Чистилище [Картинка: i_002.jpg]

Отрадная жизнь

Пилигрим и Вергилий выбрались на волю. Пилигрим «расстался с темью без рассвета, / Глаза и грудь отяготившей мне» (I, 17–18). Вернулся к отрадному свету, и это означает для него огромное облегчение. Читатель «Комедии» ощущает это облегчение в самом характере стихов, который претерпевает метаморфозу. Схождению в Ад предшествовала картина сумрачного леса. Кантика «Чистилище» начинается картиною моря:Для лучших вод подъемля парус ныне,Мой гений вновь стремит свою ладью,Блуждавшую в столь яростной пучине.Per correr miglior acqua alza le veleomai la navicella del mio ingegno,che lascia retro a s? mar si crudele.

Происходит это на рассвете пасхального утра, на третий день странствия пилигрима. У горизонта «маяк любви, прекрасная планета, / Зажгла восток улыбкою лучей, / И ближних Рыб затмила ясность эта» –Lo bel piarieta che ad amar conforta, / faceva tutto rider l’oriente, / velando i Pesci ch’erano in sua scorta (ст. 19–21). Итак, восходит Венера, затмевая блеском созвездие Рыб. Улыбка, загорающаяся на востоке, предвестье рассвета, не гаснет на протяжении всех песней «Чистилища».

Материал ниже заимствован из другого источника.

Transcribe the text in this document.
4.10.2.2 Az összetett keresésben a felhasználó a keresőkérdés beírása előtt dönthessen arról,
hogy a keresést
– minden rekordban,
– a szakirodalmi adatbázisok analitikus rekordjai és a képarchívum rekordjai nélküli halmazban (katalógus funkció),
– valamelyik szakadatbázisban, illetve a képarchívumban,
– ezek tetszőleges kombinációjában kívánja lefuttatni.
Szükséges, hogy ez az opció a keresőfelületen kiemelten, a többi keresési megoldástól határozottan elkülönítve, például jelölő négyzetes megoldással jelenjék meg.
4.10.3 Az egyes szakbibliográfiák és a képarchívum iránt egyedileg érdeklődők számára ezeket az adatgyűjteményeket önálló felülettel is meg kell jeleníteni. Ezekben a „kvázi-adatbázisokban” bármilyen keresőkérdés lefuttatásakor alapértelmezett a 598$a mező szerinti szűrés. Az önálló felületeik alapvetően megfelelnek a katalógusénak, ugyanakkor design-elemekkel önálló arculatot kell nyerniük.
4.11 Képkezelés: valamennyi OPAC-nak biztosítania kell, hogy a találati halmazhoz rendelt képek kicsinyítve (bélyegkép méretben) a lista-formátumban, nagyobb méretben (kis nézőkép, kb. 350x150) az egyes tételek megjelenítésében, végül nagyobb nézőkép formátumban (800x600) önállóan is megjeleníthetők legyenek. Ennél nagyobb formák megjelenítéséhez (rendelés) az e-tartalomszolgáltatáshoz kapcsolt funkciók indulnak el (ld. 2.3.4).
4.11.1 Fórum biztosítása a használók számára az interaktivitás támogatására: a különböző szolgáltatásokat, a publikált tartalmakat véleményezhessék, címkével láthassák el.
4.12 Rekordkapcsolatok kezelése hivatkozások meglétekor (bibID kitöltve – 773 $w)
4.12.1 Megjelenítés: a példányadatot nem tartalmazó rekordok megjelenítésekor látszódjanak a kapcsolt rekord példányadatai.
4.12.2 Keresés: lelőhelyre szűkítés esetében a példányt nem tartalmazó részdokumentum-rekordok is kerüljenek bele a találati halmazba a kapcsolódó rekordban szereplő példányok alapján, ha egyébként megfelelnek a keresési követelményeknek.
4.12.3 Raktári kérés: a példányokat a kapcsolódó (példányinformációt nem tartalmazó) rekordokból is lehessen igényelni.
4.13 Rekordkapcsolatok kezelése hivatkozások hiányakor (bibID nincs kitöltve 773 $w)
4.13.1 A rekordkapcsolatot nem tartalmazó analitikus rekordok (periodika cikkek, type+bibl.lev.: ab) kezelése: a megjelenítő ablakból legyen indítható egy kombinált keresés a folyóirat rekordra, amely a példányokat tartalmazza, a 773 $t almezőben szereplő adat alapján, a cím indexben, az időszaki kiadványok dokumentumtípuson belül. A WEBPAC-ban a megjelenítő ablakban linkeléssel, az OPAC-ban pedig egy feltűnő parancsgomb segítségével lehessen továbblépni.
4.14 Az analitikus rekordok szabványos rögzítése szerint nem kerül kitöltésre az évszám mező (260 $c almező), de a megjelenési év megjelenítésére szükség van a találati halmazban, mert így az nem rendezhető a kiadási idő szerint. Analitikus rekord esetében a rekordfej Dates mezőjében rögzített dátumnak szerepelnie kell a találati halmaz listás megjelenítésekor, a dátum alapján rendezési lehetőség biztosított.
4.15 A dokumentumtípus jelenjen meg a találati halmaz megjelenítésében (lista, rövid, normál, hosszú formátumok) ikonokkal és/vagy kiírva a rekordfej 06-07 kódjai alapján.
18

Этим вешним утром путники добрались до подножия горы Чистилища, расположенной в южном полушарии, посреди океана. Местоположение ее – выдумка самого Данте. Имея пристрастие к геометрической точности, он сделал Чистилище аниподом Иерусалима. Согласно средневековым представлениям, город, где был распят Христос, находился в центре обитаемого мира. По Данте, в противоположном полушарии центр образует гора Чистилища, окруженная мировым океаном. На вершине горы помещается Земной Рай, откуда некогда были изгнаны Адам и Ева. Именно туда придет пилигрим в конце своего восхождения на гору.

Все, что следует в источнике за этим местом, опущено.